Compute $\ Var(X+Y+Z) $ where $\ X,Y,Z \sim Binomial $

Question

Suppose I throw 3 fair dice 30 times.

Let,

X = no' of throws in which we don't get 4
Y = no' of throws in which we get 4 in only one die (out of 3)
Z = no' of throws in which we get 4 in exactly two dice (out of 3)

Compute $\ Var(X+Y+Z) $

by definition $\ Var(X+Y+Z) = E[(X+Y+Z)^2] + (E[X+Y+Z])^2 $

$\ E[X+Y+Z] = E[X] + E[Y] + E[Z] = 29.8611$ because each variable of a multinomial distribution is of binomial distribution. so I know $\ (E[X+Y+Z])^2 = 29.8611^2 $ but how do I calculate $\ E[(X+Y+Z)^2] $ ?

Suggestions please?

Answer 1

These $X$, $Y$, and $Z$ are strongly related to each other - to the point where we'd rather not work with them directly in calculating the variance.
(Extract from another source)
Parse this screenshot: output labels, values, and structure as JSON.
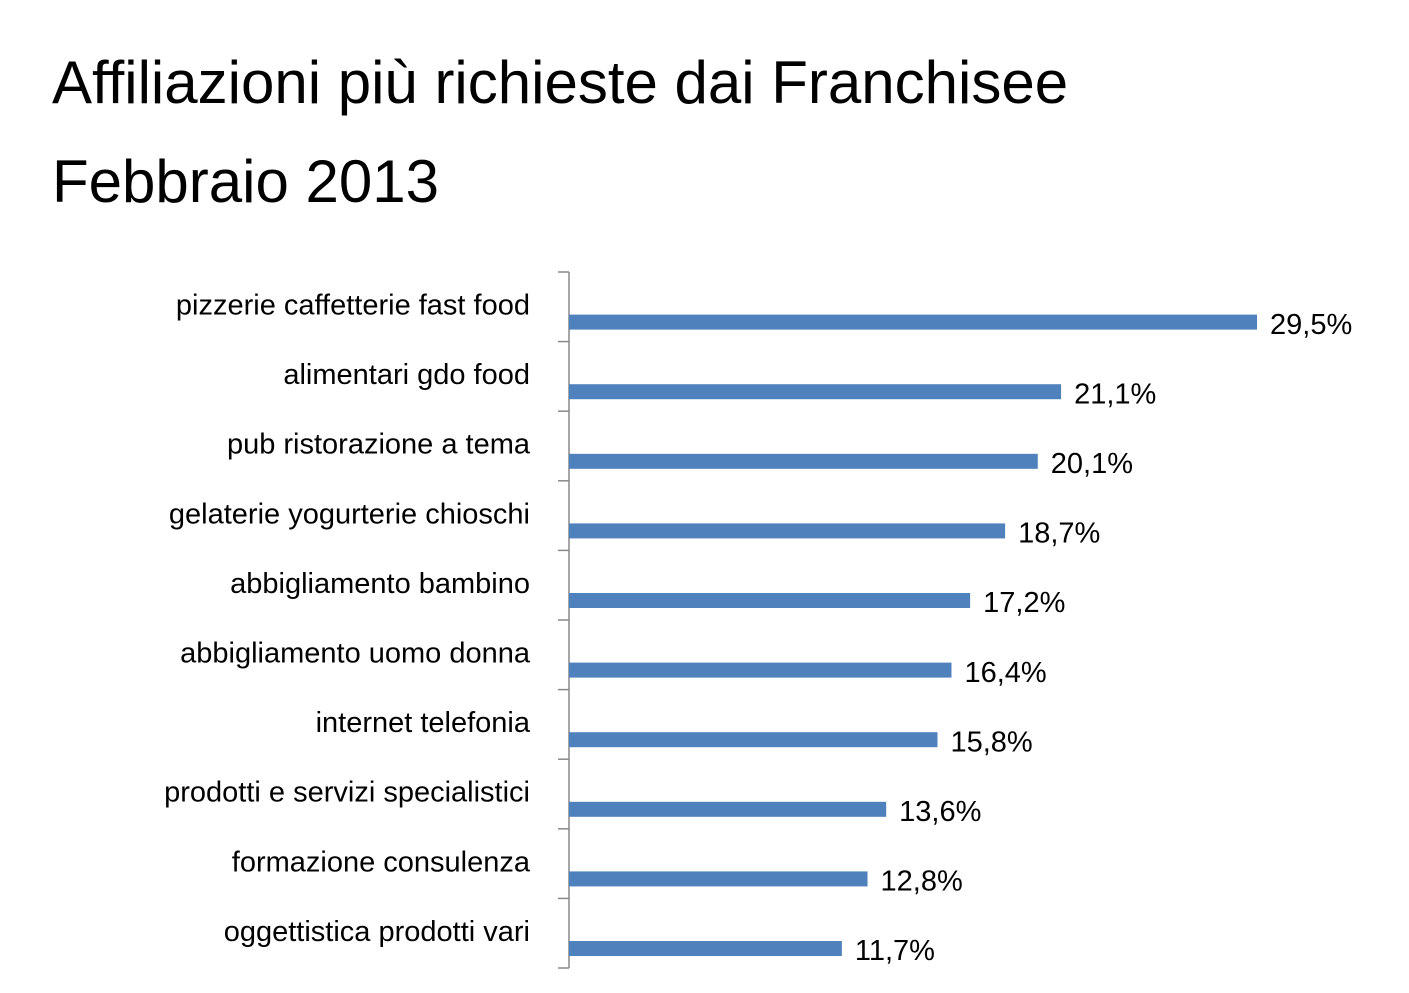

In particular, $X+Y+Z+W=30$, where $W$ is the number of throws in which all three dice come up fours. The variance of $X+Y+Z$ is the same as that of $W$. Can you calculate that?

Answer 2

Using the notation from @jmerry, let $W$ be the number of tosses in which all 3 dice show 4. Thus, $X+Y+Z+W=30$, i.e. $X+Y+Z=30-W$ implying $Var(X+Y+Z)=Var(30-W)$.

Let's consider $Q=30-W$.

$\mathbb{E}[Q] = 30-\mathbb{E}[W]$

$\mathbb{E}[Q^2] = 900 + \mathbb{E}[W^2] - 60\mathbb{E}[W]$

$Var[Q] = \mathbb{E}[Q^2] - \mathbb{E}[Q]^2$

$=900 + \mathbb{E}[W^2] - 60\mathbb{E}[W] - (30-\mathbb{E}[W])^2$

$=\mathbb{E}[W^2] -\mathbb{E}[W]^2$

$=Var(W)$ (by definition)

Thus, $Var(30-W) = Var(W) = Var(X+Y+Z)$.

$W$ follows a binomial distribution with parameters $N=30$ and $p = \left( \frac{1}{6} \right)^3$. You can calculate the variance as $Np(1-p)$.